Tracy raced through the apartment toward a rear bedroom. There was a half-filled suitcase on the floor. Clothing was scattered all over the bed. The window was wide open.
Far below on the roof of a fourth story cutback was a small mass that didn’t move. He must have taken a desperate chance to escape along a ledge that extended dizzily toward another window. A shred of his sleeve was hanging from the steel hook used for the belts of window cleaners.
“He must have grabbed for the hook when he lost his balance,” Kilian said.
“Guilty as hell,” Fitz said quietly.
His face was as pale as Tracy’s but there was not a tremor in his big, bony frame.
In silence they descended in the private elevator. They went around to the front entrance of the building. There was no alarm out front as yet. Chauffeurs in the taxi line stared curiously, sensing trouble but not saying anything.
The fat over-rouged woman at the fourth floor rear had left her door conveniently open when she had rushed out to the hallway to faint. Fitz and Kilian climbed out to the roof of the cutback.
One look from the window was enough for Tracy. The man himself lay face down, mutilated unrecognizably by the fall. But the impact had torn loose a white carnation from Lord’s lapel. It lay in a darkish stain alongside the body, shredded and no longer white. Tracy stayed inside, a little sorry he’d eaten so much for dinner.
When Fitz climbed in again his hands were smudged with recording ink and he had a finger-print sample which he placed carefully in his wallet.
He grinned bleakly at Jerry’s expression.
“A good cop has the soul of a louse, Jerry. Let’s go over to Headquarters. These prints are about the only thing left of him.”
A typewritten memo lay on Fitzgerald’s desk. It was from the finger-print expert who had phoned the indices of the gun-prints to London. The reply from London had come across ten minutes ago. Fitzgerald showed the memo to Tracy.

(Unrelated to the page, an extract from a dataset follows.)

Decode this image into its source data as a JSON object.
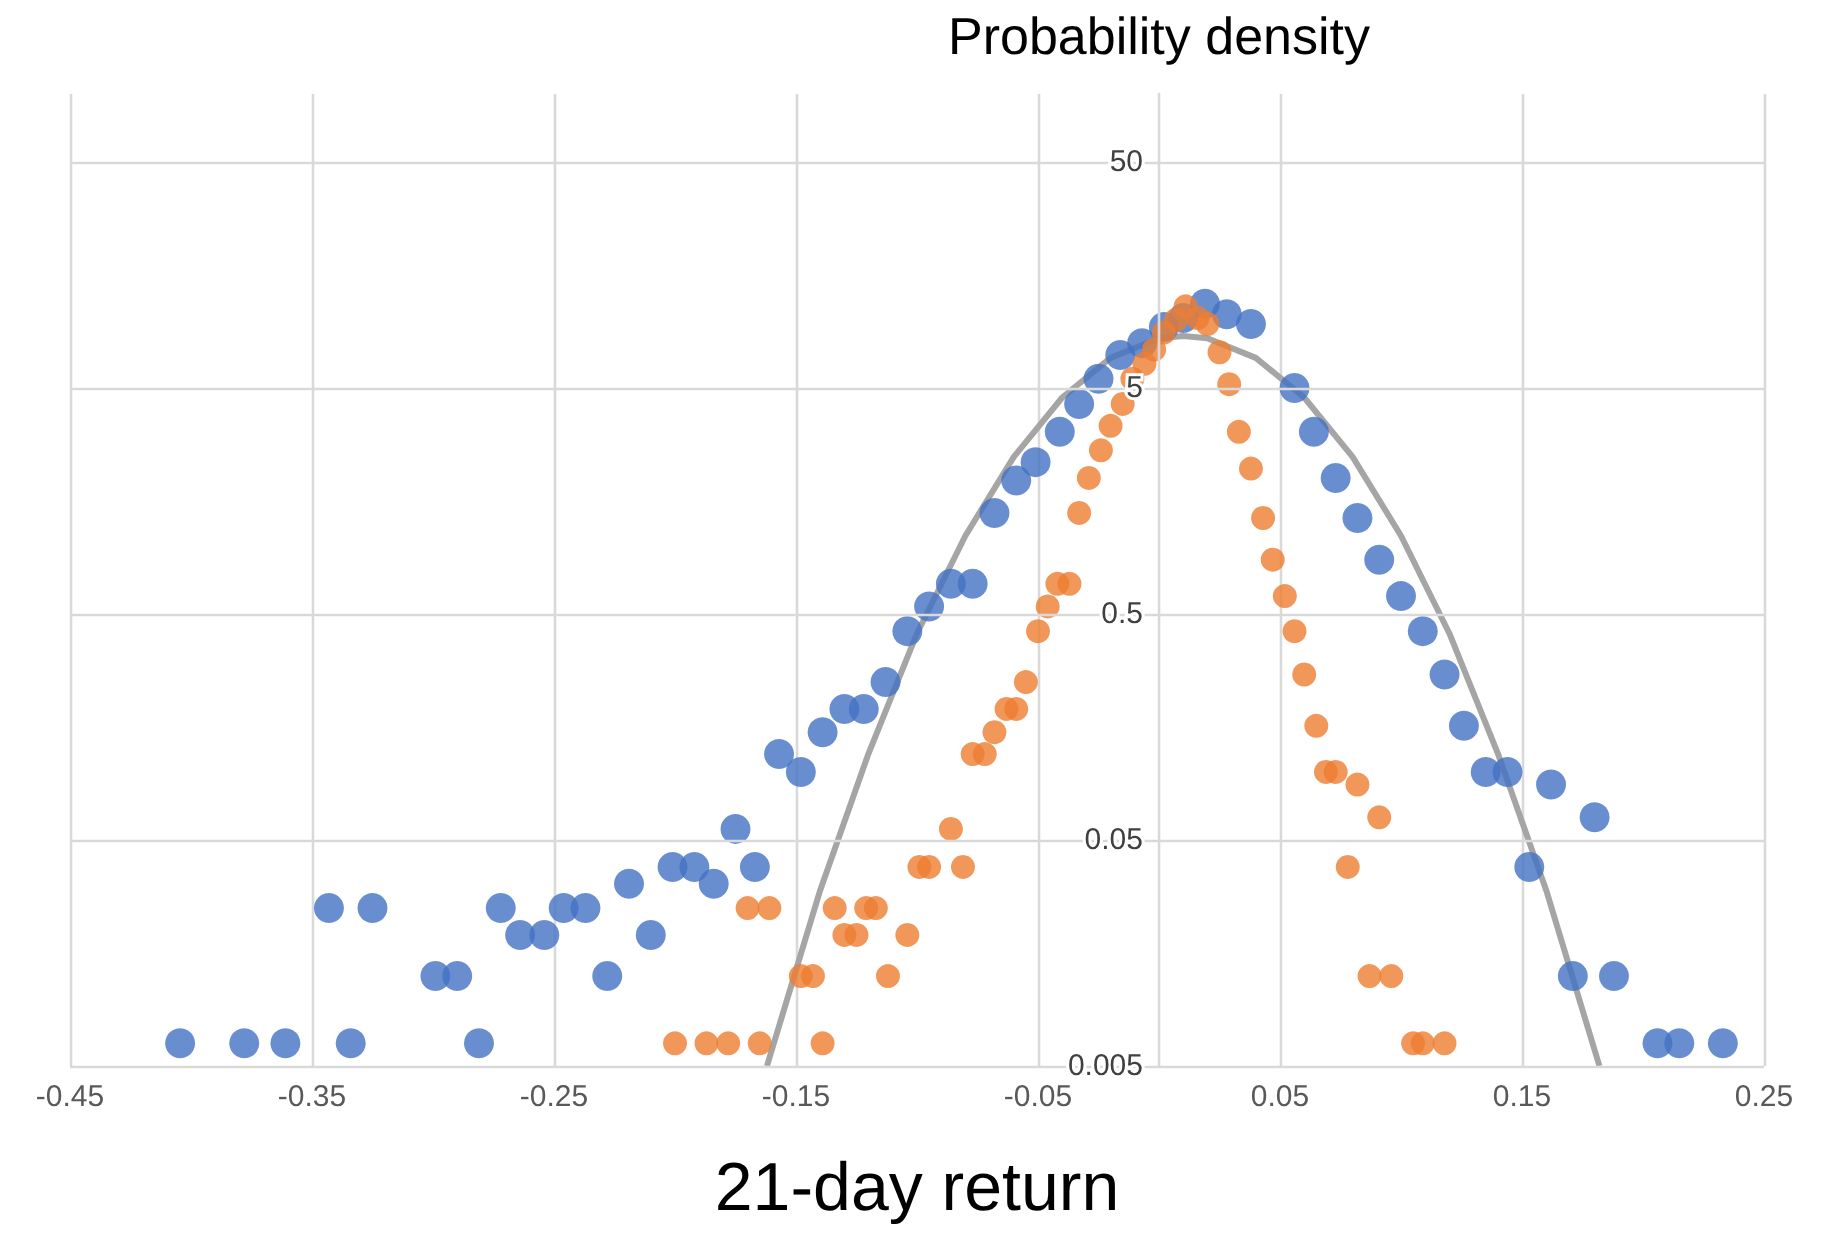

“Index of prints positively identify Hilliard’s murderer as fugitive British criminal. Ronald Jordan, alias Harry Clifton, alias Richard Duke. Specialty rich women. Escaped custody after killing two constables. Believed to have reached America under forged passports. Photos follow. Extradition urgently desired.
Hanley was the finger-print man. Fitz’s ring brought him downstairs from the bureau. He came in with brisk cheeriness.
“Forget about extradition. We’ve got a copper-riveted case right here. Bert Lord is the phony passport monicker. Two minutes with the guy will prove it. Have you picked him up?”
“You do it,” Sergeant Kilian said. “He dropped thirteen stories without a parachute.”
“Suicide, eh?”
“He tried an outside get-away along a stone ledge while we were breaking down the door.”
Fitzgerald opened his wallet and handed Hanley two sensitized sheets of paper with the record of the second and third fingers on Lord’s right hand. He had taken two to make sure. Blood smears had ruined the first.
Hanley said, “Beautiful!” and meant it. He took the good sample and laid it alongside the print he had taken from the gun. With a metal-tipped stylus he pointed to the complicated pattern of loops and whorls.
“Lemme show you what a really pretty- science this business of—”
He stopped suddenly, his face queerly puckered.
“Gawd!” lie breathed. He laid down the stylus with a gentle slowness as though he were afraid it might break.
“What’s the matter?” Fitzgerald asked.
“Our guy didn’t do it.”
“Huh?”
“The prints don’t match. The guy who gunned Hilliard wasn’t Bert Lord.”
Stunned, Fitzgerald stared at the expert. “You just told us that the British police—”
“Sure. They said that the guy who used that Webley on Hilliard was Ronald Jordan, alias Harry Clifton, alias Richard Duke. But you can take my word he wasn’t Bert Lord! I don t know why the hell the fool went out the window, but his prints show he didn’t kill Hilliard. If you put me on the stand, I’ll have to be a defense witness.”